Se ciò non andasse a verificarsi e le richieste venissero disattese, come accaduto finora, Conte non esclude la possibilità di un’uscita dall’esecutivo del Movimento 5 Stelle in favore di un appoggio esterno al governo.
Non solo M5S per il governo Draghi
Le fibrillazioni e l’instabilità interna dell’M5S creano gravi incertezze anche nel Partito Democratico.
Il PD è sempre meno convinto dell’alleanza col gruppo di Grillo e uno dei suoi massimi esponenti, Dario Franceschini, tuona riguardo la necessità di recidere il filo con i contiani in caso questi decidessero l’avventura extra-governativa.
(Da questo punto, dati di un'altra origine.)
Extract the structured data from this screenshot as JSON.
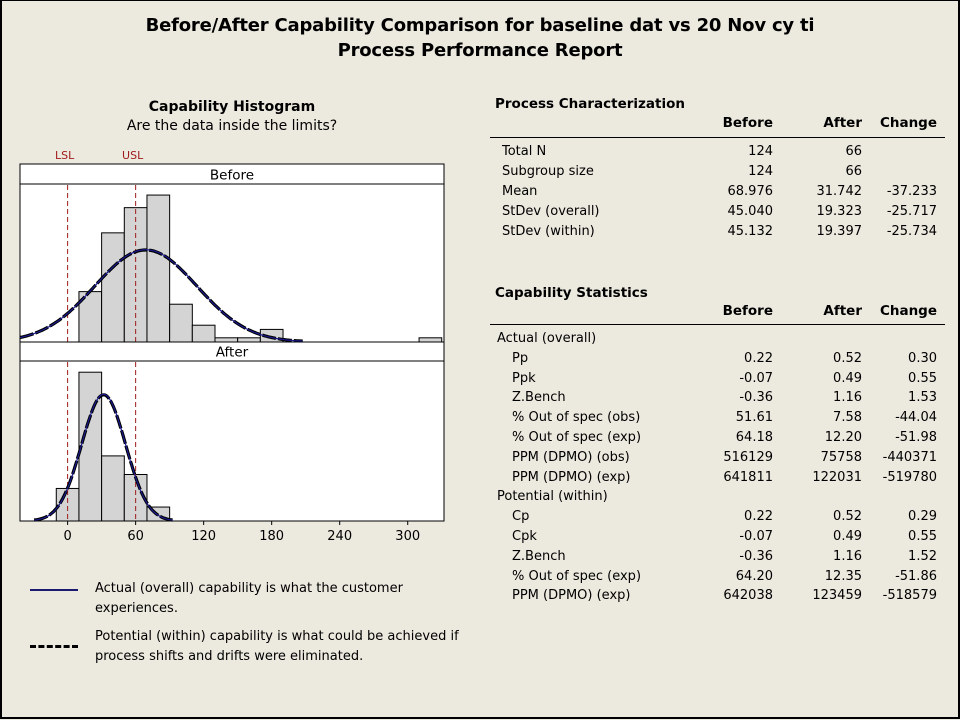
{
  "title": {
    "line1": "Before/After Capability Comparison for baseline dat vs 20 Nov cy ti",
    "line2": "Process Performance Report"
  },
  "histogram": {
    "title": "Capability Histogram",
    "subtitle": "Are the data inside the limits?"
  },
  "legend": {
    "solid": "Actual (overall) capability is what the customer experiences.",
    "dashed_line1": "Potential (within) capability is what could be achieved if",
    "dashed_line2": "process shifts and drifts were eliminated."
  },
  "process_characterization": {
    "heading": "Process Characterization",
    "columns": [
      "Before",
      "After",
      "Change"
    ],
    "rows": [
      {
        "label": "Total N",
        "before": "124",
        "after": "66",
        "change": ""
      },
      {
        "label": "Subgroup size",
        "before": "124",
        "after": "66",
        "change": ""
      },
      {
        "label": "Mean",
        "before": "68.976",
        "after": "31.742",
        "change": "-37.233"
      },
      {
        "label": "StDev (overall)",
        "before": "45.040",
        "after": "19.323",
        "change": "-25.717"
      },
      {
        "label": "StDev (within)",
        "before": "45.132",
        "after": "19.397",
        "change": "-25.734"
      }
    ]
  },
  "capability_statistics": {
    "heading": "Capability Statistics",
    "columns": [
      "Before",
      "After",
      "Change"
    ],
    "groups": [
      {
        "label": "Actual (overall)",
        "rows": [
          {
            "label": "Pp",
            "before": "0.22",
            "after": "0.52",
            "change": "0.30"
          },
          {
            "label": "Ppk",
            "before": "-0.07",
            "after": "0.49",
            "change": "0.55"
          },
          {
            "label": "Z.Bench",
            "before": "-0.36",
            "after": "1.16",
            "change": "1.53"
          },
          {
            "label": "% Out of spec (obs)",
            "before": "51.61",
            "after": "7.58",
            "change": "-44.04"
          },
          {
            "label": "% Out of spec (exp)",
            "before": "64.18",
            "after": "12.20",
            "change": "-51.98"
          },
          {
            "label": "PPM (DPMO) (obs)",
            "before": "516129",
            "after": "75758",
            "change": "-440371"
          },
          {
            "label": "PPM (DPMO) (exp)",
            "before": "641811",
            "after": "122031",
            "change": "-519780"
          }
        ]
      },
      {
        "label": "Potential (within)",
        "rows": [
          {
            "label": "Cp",
            "before": "0.22",
            "after": "0.52",
            "change": "0.29"
          },
          {
            "label": "Cpk",
            "before": "-0.07",
            "after": "0.49",
            "change": "0.55"
          },
          {
            "label": "Z.Bench",
            "before": "-0.36",
            "after": "1.16",
            "change": "1.52"
          },
          {
            "label": "% Out of spec (exp)",
            "before": "64.20",
            "after": "12.35",
            "change": "-51.86"
          },
          {
            "label": "PPM (DPMO) (exp)",
            "before": "642038",
            "after": "123459",
            "change": "-518579"
          }
        ]
      }
    ]
  },
  "chart_data": {
    "type": "histogram",
    "title": "Capability Histogram",
    "subtitle": "Are the data inside the limits?",
    "xlim": [
      -42,
      332
    ],
    "x_ticks": [
      0,
      60,
      120,
      180,
      240,
      300
    ],
    "x_tick_labels": [
      "0",
      "60",
      "120",
      "180",
      "240",
      "300"
    ],
    "spec_limits": [
      {
        "label": "LSL",
        "value": 0
      },
      {
        "label": "USL",
        "value": 60
      }
    ],
    "bin_width": 20,
    "colors": {
      "bar_fill": "#d4d4d4",
      "bar_stroke": "#000000",
      "overall_curve": "#1a1a8c",
      "within_curve": "#000000",
      "spec_line": "#a01c1c"
    },
    "panels": [
      {
        "label": "Before",
        "bins": [
          {
            "start": 10,
            "count": 12
          },
          {
            "start": 30,
            "count": 26
          },
          {
            "start": 50,
            "count": 32
          },
          {
            "start": 70,
            "count": 35
          },
          {
            "start": 90,
            "count": 9
          },
          {
            "start": 110,
            "count": 4
          },
          {
            "start": 130,
            "count": 1
          },
          {
            "start": 150,
            "count": 1
          },
          {
            "start": 170,
            "count": 3
          },
          {
            "start": 310,
            "count": 1
          }
        ],
        "n": 124,
        "mean": 68.976,
        "sd_overall": 45.04,
        "sd_within": 45.132
      },
      {
        "label": "After",
        "bins": [
          {
            "start": -10,
            "count": 7
          },
          {
            "start": 10,
            "count": 32
          },
          {
            "start": 30,
            "count": 14
          },
          {
            "start": 50,
            "count": 10
          },
          {
            "start": 70,
            "count": 3
          }
        ],
        "n": 66,
        "mean": 31.742,
        "sd_overall": 19.323,
        "sd_within": 19.397
      }
    ],
    "legend": [
      {
        "style": "solid",
        "label": "Actual (overall) capability is what the customer experiences."
      },
      {
        "style": "dashed",
        "label": "Potential (within) capability is what could be achieved if process shifts and drifts were eliminated."
      }
    ]
  }
}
Non è questa l’unica asperità per il gruppo di Enrico Letta: la programmazione della discussione parlamentare di due provvedimenti Dem, lo “Ius Scholae” e la depenalizzazione della coltivazione domestica di cannabis, hanno fatto adirare i due partiti di destra Lega e Fratelli d’Italia.
Come sempre il leader leghista è il più alacre nel riversare sull’uditorio la propria posizione: per Salvini le priorità del governo sono altre in questo momento, no di certo droga ed immigrati. Il segretario del Carroccio sminuisce quindi le iniziative del Nazareno e, applicando una tattica tipica dell’ex partito del Nord Italia, fa ritardare i lavori parlamentari con una pioggia di emendamenti.
Controbatte il segretario PD Enrico Letta, il quale afferma di non voler arretrare sulle proposte che non solo offrono diritti e tutele ai più deboli ed emarginati, ma rispondono (soprattutto lo “Ius Scholae”) ad una precisa necessità nazionale, data la demografia letargica del Bel Paese.
In definitiva Draghi, che non ha intenzione di immischiarsi in proposte politicamente caratterizzanti come quelle Dem, vede sempre più fili intorno a sé consumarsi o spezzarsi facendo traballare la ragnatela di interessi e compromessi sulla quale è posto. Riuscire a tessere nuovi legami affinché la coalizione regga fino al marzo prossimo è qualcosa che avrebbe messo in difficoltà la stessa Aracne.